Johannesburg - Litha Healthcare Group
[JSE:LHG], a JSE-listed company
with operations in the pharmaceutical, medical devices and biotechnology
sectors of the healthcare industry, on Monday announced the group's
acquisition of the remaining 49% of shares not held in Litha Healthcare
Holdings.
"This acquisition forms part of the original
transaction undertaken by Myriad Medical Holdings
[JSE:MYD] and sees
Litha Healthcare Group now holding 100% of Litha Healthcare Holdings,"
said chief financial officer Martin Kahanovitz.

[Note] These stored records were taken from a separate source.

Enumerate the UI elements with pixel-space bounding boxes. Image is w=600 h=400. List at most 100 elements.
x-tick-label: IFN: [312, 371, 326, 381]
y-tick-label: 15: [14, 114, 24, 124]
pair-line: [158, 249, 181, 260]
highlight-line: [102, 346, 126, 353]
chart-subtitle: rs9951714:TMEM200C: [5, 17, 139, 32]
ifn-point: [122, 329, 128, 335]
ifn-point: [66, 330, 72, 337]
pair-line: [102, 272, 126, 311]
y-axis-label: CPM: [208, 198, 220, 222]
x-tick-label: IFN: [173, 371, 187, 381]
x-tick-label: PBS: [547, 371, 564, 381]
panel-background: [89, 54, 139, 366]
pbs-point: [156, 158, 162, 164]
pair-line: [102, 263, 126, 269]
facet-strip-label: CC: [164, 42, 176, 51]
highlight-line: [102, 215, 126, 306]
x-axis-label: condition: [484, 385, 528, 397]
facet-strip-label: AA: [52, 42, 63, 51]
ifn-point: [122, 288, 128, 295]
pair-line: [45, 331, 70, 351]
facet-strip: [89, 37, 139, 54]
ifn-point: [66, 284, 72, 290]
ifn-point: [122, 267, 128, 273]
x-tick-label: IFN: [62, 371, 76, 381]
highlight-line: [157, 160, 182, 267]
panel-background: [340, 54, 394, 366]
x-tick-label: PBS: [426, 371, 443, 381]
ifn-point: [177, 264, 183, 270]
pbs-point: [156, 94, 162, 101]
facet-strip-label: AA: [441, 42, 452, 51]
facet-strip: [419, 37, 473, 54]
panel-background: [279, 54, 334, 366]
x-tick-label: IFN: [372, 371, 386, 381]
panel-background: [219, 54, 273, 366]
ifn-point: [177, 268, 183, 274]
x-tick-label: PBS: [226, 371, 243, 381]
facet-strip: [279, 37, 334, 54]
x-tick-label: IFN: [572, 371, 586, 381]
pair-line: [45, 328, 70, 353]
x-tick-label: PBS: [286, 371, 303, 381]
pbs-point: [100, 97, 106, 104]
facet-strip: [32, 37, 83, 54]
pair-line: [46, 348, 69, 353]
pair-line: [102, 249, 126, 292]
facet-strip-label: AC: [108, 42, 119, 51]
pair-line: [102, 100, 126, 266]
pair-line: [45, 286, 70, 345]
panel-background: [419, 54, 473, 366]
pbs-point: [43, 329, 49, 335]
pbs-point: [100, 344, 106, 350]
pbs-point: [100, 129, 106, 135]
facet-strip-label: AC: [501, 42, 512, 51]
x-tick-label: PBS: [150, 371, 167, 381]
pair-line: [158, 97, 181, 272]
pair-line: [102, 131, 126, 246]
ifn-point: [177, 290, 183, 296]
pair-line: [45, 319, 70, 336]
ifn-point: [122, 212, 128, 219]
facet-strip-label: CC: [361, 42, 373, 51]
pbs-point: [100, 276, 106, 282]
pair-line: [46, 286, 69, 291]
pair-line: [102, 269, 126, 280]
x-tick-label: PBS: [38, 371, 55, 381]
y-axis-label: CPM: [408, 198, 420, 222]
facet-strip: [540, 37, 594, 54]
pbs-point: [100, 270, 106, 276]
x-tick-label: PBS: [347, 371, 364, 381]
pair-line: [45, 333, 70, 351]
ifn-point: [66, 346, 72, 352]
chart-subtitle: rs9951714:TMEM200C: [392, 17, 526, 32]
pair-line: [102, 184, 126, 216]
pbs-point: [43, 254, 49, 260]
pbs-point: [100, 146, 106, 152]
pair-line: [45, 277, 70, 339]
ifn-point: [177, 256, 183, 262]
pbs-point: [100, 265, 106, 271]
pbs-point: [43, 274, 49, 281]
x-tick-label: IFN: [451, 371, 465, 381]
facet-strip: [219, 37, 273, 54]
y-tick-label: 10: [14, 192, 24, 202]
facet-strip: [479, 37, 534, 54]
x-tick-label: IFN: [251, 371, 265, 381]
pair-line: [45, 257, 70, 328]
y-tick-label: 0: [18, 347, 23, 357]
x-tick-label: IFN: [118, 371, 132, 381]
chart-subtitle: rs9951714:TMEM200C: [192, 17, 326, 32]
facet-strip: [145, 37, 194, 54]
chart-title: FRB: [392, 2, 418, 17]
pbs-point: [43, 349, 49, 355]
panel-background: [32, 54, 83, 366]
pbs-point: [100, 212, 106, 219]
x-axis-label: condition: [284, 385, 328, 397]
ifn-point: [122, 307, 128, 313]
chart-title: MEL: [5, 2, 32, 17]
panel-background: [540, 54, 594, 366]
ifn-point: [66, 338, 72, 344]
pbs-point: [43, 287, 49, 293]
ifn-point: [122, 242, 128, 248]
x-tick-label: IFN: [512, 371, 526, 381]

The transaction is expected enhance earnings for the Litha Healthcare Group.
"Although
we have exercised this option a little earlier than originally
anticipated, our main motivation was to simplify the group structure,
allowing us to create more focus on the group's operations as well as
simplify the manner in which the financials are compiled," Kahanovitz
said.
The transaction will be structured with 40% of the option
price paid in cash and the balance paid by the issuing of Litha
Healthcare Group Limited shares.
The shares will be issued at the lower of the volume weighted average price at R2.20 per share.
Blackstar
and Visio Capital, constituting 72% of Litha Healthcare Group's
shareholders (excluding those shares held by the vendors), have
irrevocably undertaken at a general meeting to vote in favour of all
resolutions required to approve and implement the revised option.
Litha
Healthcare Group Limited was recently awarded eighth place in the
Sunday Times/Business Times Top 50 companies under one year category.
"We are tremendously proud of this achievement," said Kahanovitz.
"The
last year has seen the group align its offerings into three main
business streams, namely pharmaceutical, medical and biotechnology, and
we have started streamlining our operations and reducing overhead costs
to create a leaner, diversified healthcare group," he said.